Bob Hansen yang teka sempat heran karena
pikirannya tercurah ke luka Kapten Fabian menerima samurai itu. Baru ketika
samurai itu berada ditangannya, dia menatap pisau itu dengan heran.
Dia raba matanya. Dengan kaget dia
merasakan betapa kulit ibu jarinya dimakan samurai itu. Bukan main tajamnya.
Padahal dia hanya menggeser sedikit saja untuk merasakan apakah pisau itu tajam
atau tidak. Tajam dan sangat runcing.
Dia menatap pada si Bungsu. si Bungsu
mengangguk memberi isyarat agar cepat mengeluarkan peluru di dalam daging
Kapten Fabian. Bob Hansen segera mencuci samurai itu dengan cairan steril yang
tadi dia pergunakan untuk mencuci luka Kapten itu.
Kemudian dia menyuruh teman-temannya
memegang tangan dan tubuh Kapten itu.
Lalu dia mulai membelah kedua luka itu.
Memperbesar lobangnya. Dan dengan sebuah jepitan kecil, dia mengeluarkan kedua
peluru itu. Memberikan kedua ujung peluru itu kepada si Bungsu. kemudian
kembali membersihkan luka tersebut. Dari salah satu botol kecil dia
mengeluarkan spiritus. Menyiramkannya ke luka yang menganga. Lalu tangannya
merogoh kantong.
“ini akan sangat sakit. Tapi peganglah
kuat-kuat. Hanya ini cara yang tercepat untuk menghindarkan infeksi dan
mempercepat proses penyembuhan. Lukanya akan kita bakar..”

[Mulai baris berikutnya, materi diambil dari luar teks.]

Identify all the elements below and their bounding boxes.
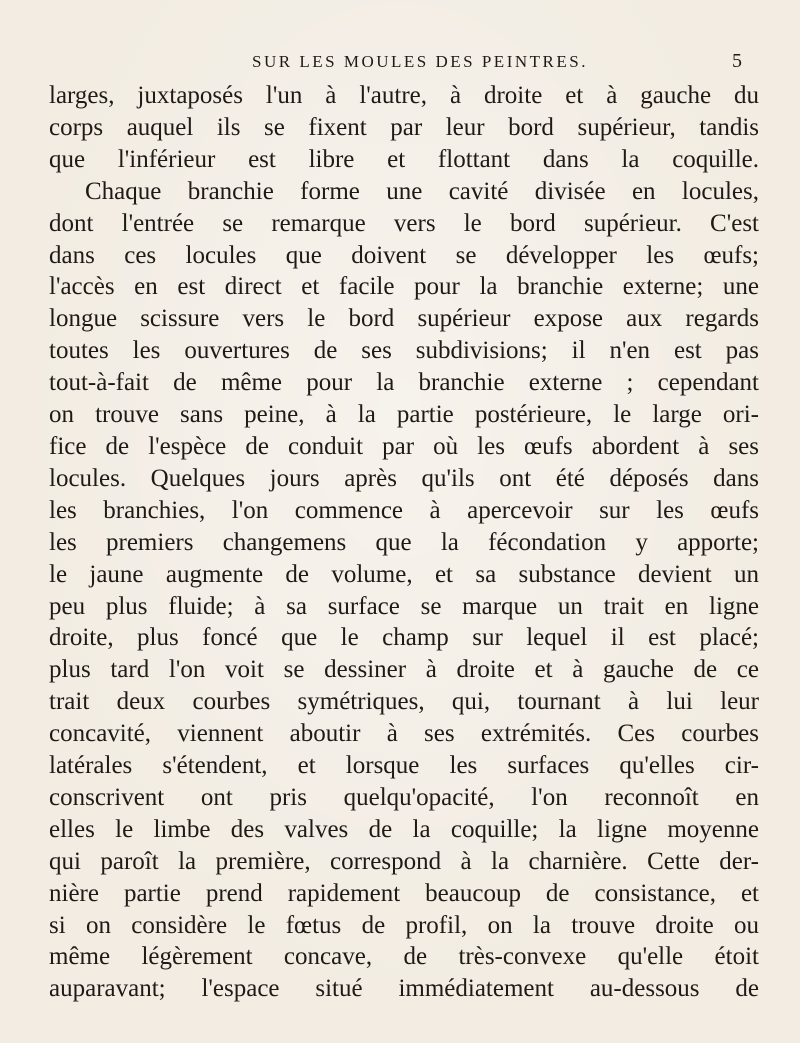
text-line: latérales s'étendent, et lorsque les surfaces qu'elles cir-: [49, 752, 759, 780]
page-number: 5: [732, 50, 742, 72]
text-line: locules. Quelques jours après qu'ils ont été déposés dans: [49, 464, 759, 492]
text-line: trait deux courbes symétriques, qui, tournant à lui leur: [49, 688, 759, 716]
text-line: toutes les ouvertures de ses subdivisions; il n'en est pas: [49, 337, 759, 365]
text-line: concavité, viennent aboutir à ses extrémités. Ces courbes: [49, 720, 759, 748]
text-line: peu plus fluide; à sa surface se marque un trait en ligne: [49, 592, 759, 620]
text-line: auparavant; l'espace situé immédiatement au-dessous de: [49, 975, 759, 1003]
text-line: fice de l'espèce de conduit par où les œufs abordent à ses: [49, 432, 759, 460]
text-line: conscrivent ont pris quelqu'opacité, l'on reconnoît en: [49, 783, 759, 811]
text-line: corps auquel ils se fixent par leur bord supérieur, tandis: [49, 113, 759, 141]
running-title: SUR LES MOULES DES PEINTRES.: [252, 52, 588, 71]
text-line: l'accès en est direct et facile pour la branchie externe; une: [49, 273, 759, 301]
text-line: dont l'entrée se remarque vers le bord supérieur. C'est: [49, 209, 759, 237]
text-line: larges, juxtaposés l'un à l'autre, à droite et à gauche du: [49, 82, 759, 109]
text-line: plus tard l'on voit se dessiner à droite et à gauche de ce: [49, 656, 759, 684]
text-line: nière partie prend rapidement beaucoup de consistance, et: [49, 879, 759, 907]
text-line: les premiers changemens que la fécondation y apporte;: [49, 528, 759, 556]
text-line: droite, plus foncé que le champ sur lequel il est placé;: [49, 624, 759, 652]
text-line: dans ces locules que doivent se développer les œufs;: [49, 241, 759, 269]
text-line: elles le limbe des valves de la coquille; la ligne moyenne: [49, 815, 759, 843]
text-line: même légèrement concave, de très-convexe qu'elle étoit: [49, 943, 759, 971]
body-text: [49, 80, 759, 1005]
text-line: Chaque branchie forme une cavité divisée en locules,: [85, 177, 759, 205]
text-line: si on considère le fœtus de profil, on la trouve droite ou: [49, 911, 759, 939]
text-line: qui paroît la première, correspond à la charnière. Cette der-: [49, 847, 759, 875]
text-line: longue scissure vers le bord supérieur expose aux regards: [49, 305, 759, 333]
text-line: les branchies, l'on commence à apercevoir sur les œufs: [49, 496, 759, 524]
text-line: que l'inférieur est libre et flottant dans la coquille.: [49, 145, 759, 173]
text-line: on trouve sans peine, à la partie postérieure, le large ori-: [49, 401, 759, 429]
text-line: le jaune augmente de volume, et sa substance devient un: [49, 560, 759, 588]
text-line: tout-à-fait de même pour la branchie externe ; cependant: [49, 369, 759, 397]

Mereka kemudian memegangi tubuh Kapten
itu bersama-sama. Bob Hansen menyulut korek api, melekatkannya ke luka.
Spiritus itu menyambar api. Dan terdengar Kapten itu mengerang. Bau daging
terbakar tercium hangit. Si Bungsu memperhatikan dengan seksama cara pengobatan
militer ini.
Begitu api padam. Sersan itu mengelurakan
perban dan semacam obat penempel. Membalut luka itu dengan seksama.
Dan selesailah sudah!
Si Bungsu lalu memerintahkan anak buahnya
masuk ke kapal. Tawanan-tawanan diikat satu dengan yang lain. Di kapal mereka
ditempatkan didepan sekali. Diikatkan ke tempat putaran sauh. Mayat Fred Williamson
dan Jhonson atas persepakatan bersama dikubur dipulau Pesek itu.
Bagi anggota pasukan Baret Hijau itu tak
susah untuk menjalankan kapal tersebut. Dalam cahaya pagi yang cerah mereka
meninggalkan pulau. Meninggalkan mayat-mayat anggota sindikat itu bergelimpangan
di pulau tersebut.
Satu jam berlayar, mereka memasuki lagi
sungai kecil dimana malam kemaren mereka meninggalkan Jeep.